C’est un des seuls lieux d’expression existant pour nous. Partager ce que je ressens vis-à-vis du racisme ordinaire, c’est ma stratégie de survie. Puisque personne ne nous écoute ailleurs, autant parler à des gens qui nous écoutent. Et ceux qui me lisent ne sont pas seulement des racisés, ça va du jeune blanc étudiant en droit qui vote à droite à la femme voilée noire qui fait de la linguistique tchadienne. Et parfois même des personnes viennent me demander des conseils de lecture pour se trouver et comprendre leurs identités. Ça fait chaud au cœur.

Pourquoi ces personnes font-elles le choix de te suivre ?
Parce que je traite le racisme par le biais de deux prismes : la culture et l’humour. Mes blagues, qui sont de la provocation pure et dure, me permettent de pointer le ridicule de certaines situations et de provoquer une certaine réflexion. Des satires, comme en littérature, mais au format de 140 caractères.

Je sais que je n’ai aucun impact sur les structures, au mieux sur quelques individus, mais on rigole, c’est déjà ça.

La première chose sur laquelle on tombe en allant sur ton profil Twitter, c’est une photo légendée « à mes détracteurs qui me traitent de raciste anti-blanc » . Pourquoi certains te définissent-ils comme cela ?
Il y a plusieurs raisons, mais la principale est que je les appelle « blancs ». Les Blancs n’ont pas l’habitude qu’on les racialise, ils racialisent, mais ne sont jamais racialisés. Les blancs sont les personnes occidentales non-racisées tout simplement – et selon moi ceux qui n’utilisent pas de piment dans leurs plats. La seconde raison est que j’accepte et revendique mon histoire dans son intégralité : c’est-à-dire l’histoire de l’Afrique du Nord depuis son début jusqu’aux réalités postcoloniales et néocoloniales, histoire que l’on préfèrerait tue. Et enfin, je clame une réalité du monde qui dérange : un monde multiple dont les blancs ne sont pas le centre.

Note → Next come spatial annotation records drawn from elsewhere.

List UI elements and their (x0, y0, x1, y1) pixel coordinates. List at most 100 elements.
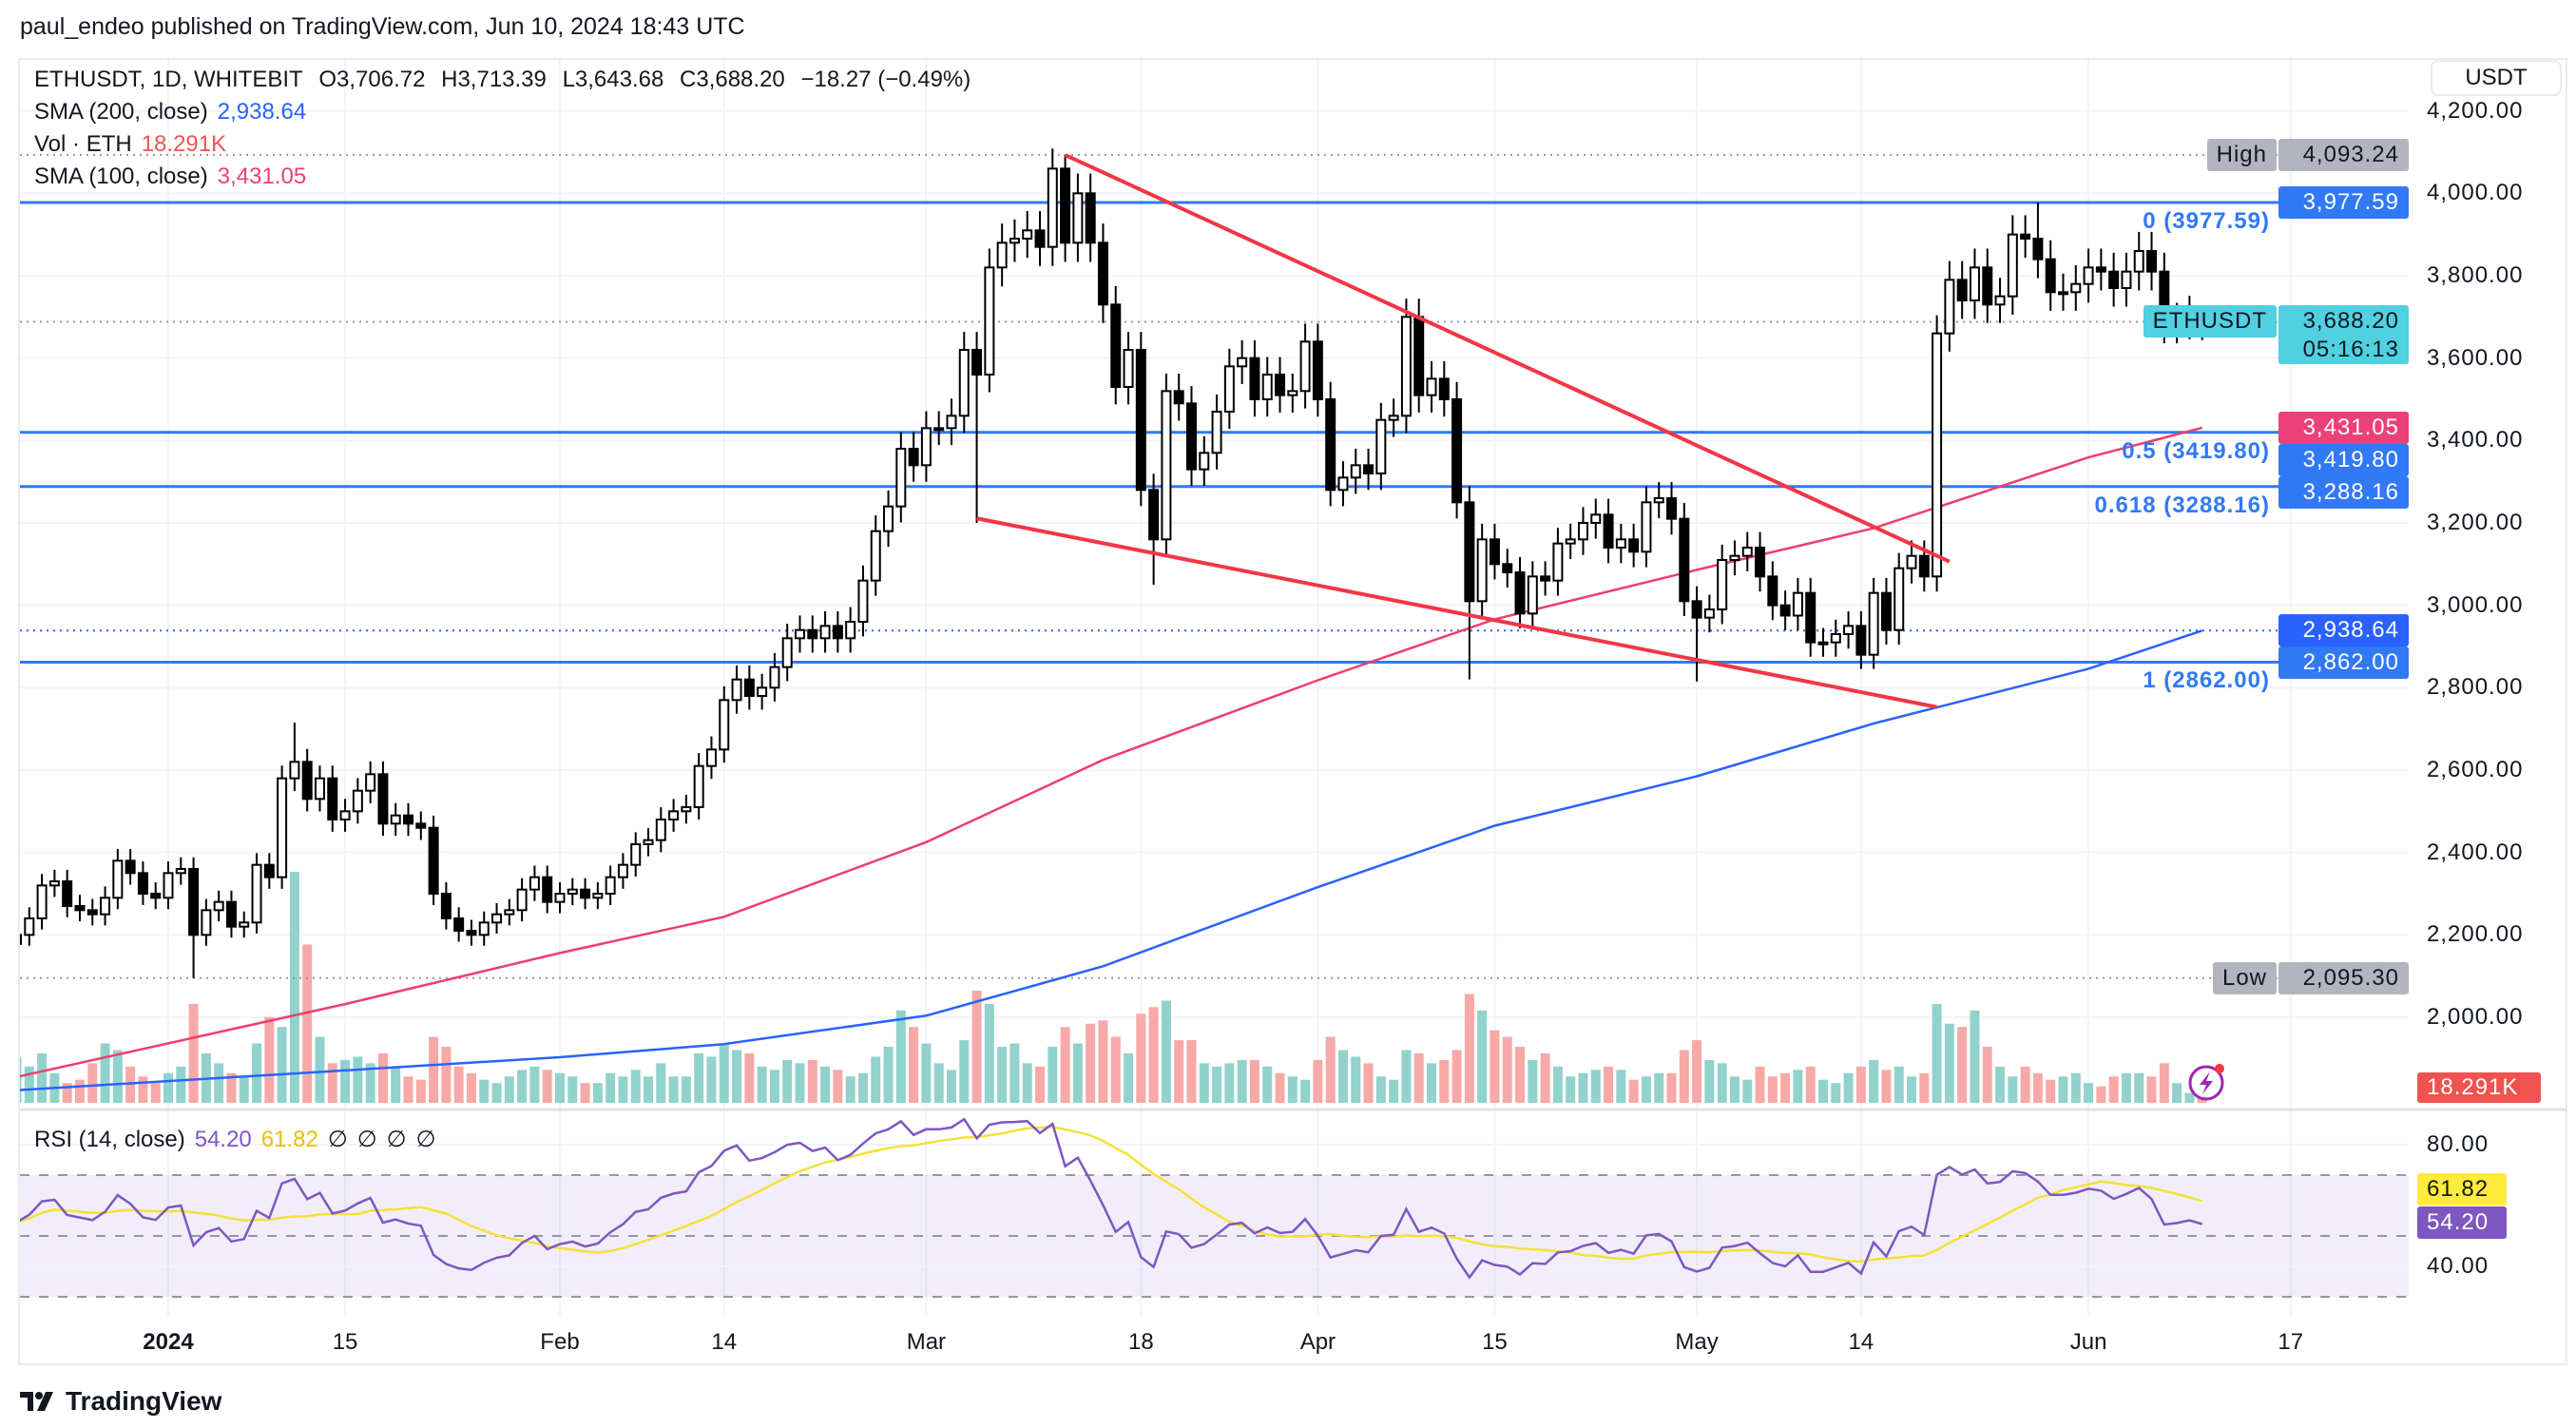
candle-down (1628, 538, 1640, 553)
volume-bar (1199, 1063, 1209, 1103)
candle-up (1350, 464, 1361, 479)
volume-bar (883, 1047, 894, 1103)
candle-up (643, 839, 654, 845)
candle-up (757, 686, 768, 697)
candle-up (339, 810, 351, 820)
volume-bar (997, 1047, 1008, 1103)
candle-up (390, 814, 401, 825)
candle-up (1211, 410, 1222, 454)
candle-down (1249, 357, 1260, 400)
volume-bar (1490, 1030, 1500, 1103)
candle-up (1199, 452, 1210, 471)
volume-bar (277, 1027, 287, 1103)
sma200-line[interactable] (17, 629, 2203, 1091)
volume-tag: 18.291K (2417, 1072, 2541, 1103)
trendlines[interactable] (976, 153, 1951, 709)
volume-bar (1817, 1079, 1828, 1103)
volume-bar (1186, 1040, 1197, 1103)
candle-up (1223, 365, 1235, 413)
candle-down (1691, 600, 1702, 619)
rsi-tag: 61.82 (2417, 1173, 2507, 1206)
volume-bar (1995, 1066, 2006, 1103)
candle-down (971, 348, 983, 376)
candle-up (958, 348, 970, 417)
time-axis-label: May (1675, 1329, 1719, 1355)
candle-up (1741, 546, 1753, 557)
volume-bar (1389, 1079, 1399, 1103)
candle-down (807, 628, 818, 640)
candle-down (188, 867, 200, 936)
volume-bar (1628, 1079, 1639, 1103)
ohlc-change: −18.27 (−0.49%) (800, 67, 971, 92)
candle-up (1565, 538, 1576, 545)
price-axis-label: 4,000.00 (2427, 180, 2524, 206)
candle-down (1451, 397, 1463, 504)
candle-down (415, 822, 427, 829)
volume-bar (1654, 1072, 1664, 1103)
time-axis-label: Mar (906, 1329, 947, 1355)
volume-bar (933, 1063, 944, 1103)
volume-value: 18.291K (141, 131, 227, 157)
candle-up (201, 909, 212, 936)
candle-down (1135, 348, 1146, 492)
rsi-legend[interactable]: RSI (14, close) 54.20 61.82 ∅ ∅ ∅ ∅ (34, 1126, 445, 1153)
volume-bar (74, 1079, 85, 1103)
candle-up (1969, 266, 1980, 301)
volume-bar (1275, 1072, 1285, 1103)
candle-up (516, 888, 528, 912)
candle-up (1703, 608, 1715, 619)
rsi-line[interactable] (17, 1117, 2203, 1280)
alert-lightning-icon[interactable] (2188, 1064, 2224, 1101)
tradingview-logo[interactable]: TradingView (20, 1386, 221, 1417)
candle-up (592, 892, 604, 899)
volume-bar (479, 1079, 490, 1103)
volume-bar (795, 1063, 805, 1103)
sma100-label: SMA (100, close) (34, 164, 208, 189)
volume-bar (453, 1066, 464, 1103)
volume-bar (415, 1079, 426, 1103)
volume-bar (1086, 1023, 1096, 1103)
volume-bar (529, 1066, 540, 1103)
volume-bar (163, 1072, 173, 1103)
volume-bar (1604, 1066, 1614, 1103)
volume-bar (1363, 1063, 1374, 1103)
candle-down (1110, 303, 1122, 388)
candle-up (289, 761, 300, 780)
volume-bar (1755, 1066, 1765, 1103)
currency-button[interactable]: USDT (2431, 60, 2562, 96)
rsi-signal-line[interactable] (17, 1126, 2203, 1264)
candle-down (1085, 192, 1096, 244)
sma100-line[interactable] (17, 426, 2203, 1078)
volume-bar (921, 1043, 932, 1103)
candle-up (251, 863, 262, 924)
price-tag-value: 3,288.16 (2302, 478, 2399, 505)
candle-up (1590, 513, 1602, 524)
volume-bar (1502, 1036, 1512, 1103)
volume-bar (2172, 1083, 2182, 1103)
time-axis-label: 14 (1848, 1329, 1874, 1355)
candle-up (1641, 501, 1652, 553)
symbol-info[interactable]: ETHUSDT, 1D, WHITEBIT (34, 67, 303, 92)
candle-up (352, 789, 363, 813)
volume-bar (769, 1070, 779, 1103)
price-tag-side-label: High (2206, 138, 2277, 171)
volume-bar (567, 1076, 578, 1103)
volume-bar (1313, 1059, 1323, 1103)
volume-bar (504, 1076, 514, 1103)
candle-down (2045, 258, 2056, 294)
rsi-pane (17, 1117, 2409, 1298)
time-axis-label: 15 (1482, 1329, 1508, 1355)
candle-up (655, 818, 666, 841)
volume-bar (20, 1056, 22, 1103)
volume-bar (315, 1036, 325, 1103)
candle-down (908, 447, 919, 467)
candle-down (327, 777, 338, 820)
volume-legend[interactable]: Vol · ETH 18.291K (34, 131, 236, 158)
sma100-legend[interactable]: SMA (100, close) 3,431.05 (34, 164, 316, 190)
sma200-legend[interactable]: SMA (200, close) 2,938.64 (34, 99, 316, 125)
trendline-upper[interactable] (1064, 153, 1951, 564)
volume-bar (1048, 1047, 1058, 1103)
trendline-lower[interactable] (976, 516, 1937, 709)
volume-bar (1982, 1047, 1992, 1103)
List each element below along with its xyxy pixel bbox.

Tu as un blog appelé Abdelkarter.wordpress.com. Quels sont les sujets dont tu traites ?
Je réagis à l’actualité, aux évènements auxquels je suis confronté dans ma vie. C’est un moyen d’extérioriser pour ne pas exploser. Oui, j’écris par désespoir principalement. Ce sont des billets, qui sont lus par 500 personnes maximum mais qui me permettent de faire le bilan.

Aujourd’hui, quel est ton rêve pour la France ?
Je crois que je n’ai plus de rêves pour la France, je n’ai plus de rêves en France à dire vrai. Mes rêves s’inscrivent dans un ailleurs qui reste à définir.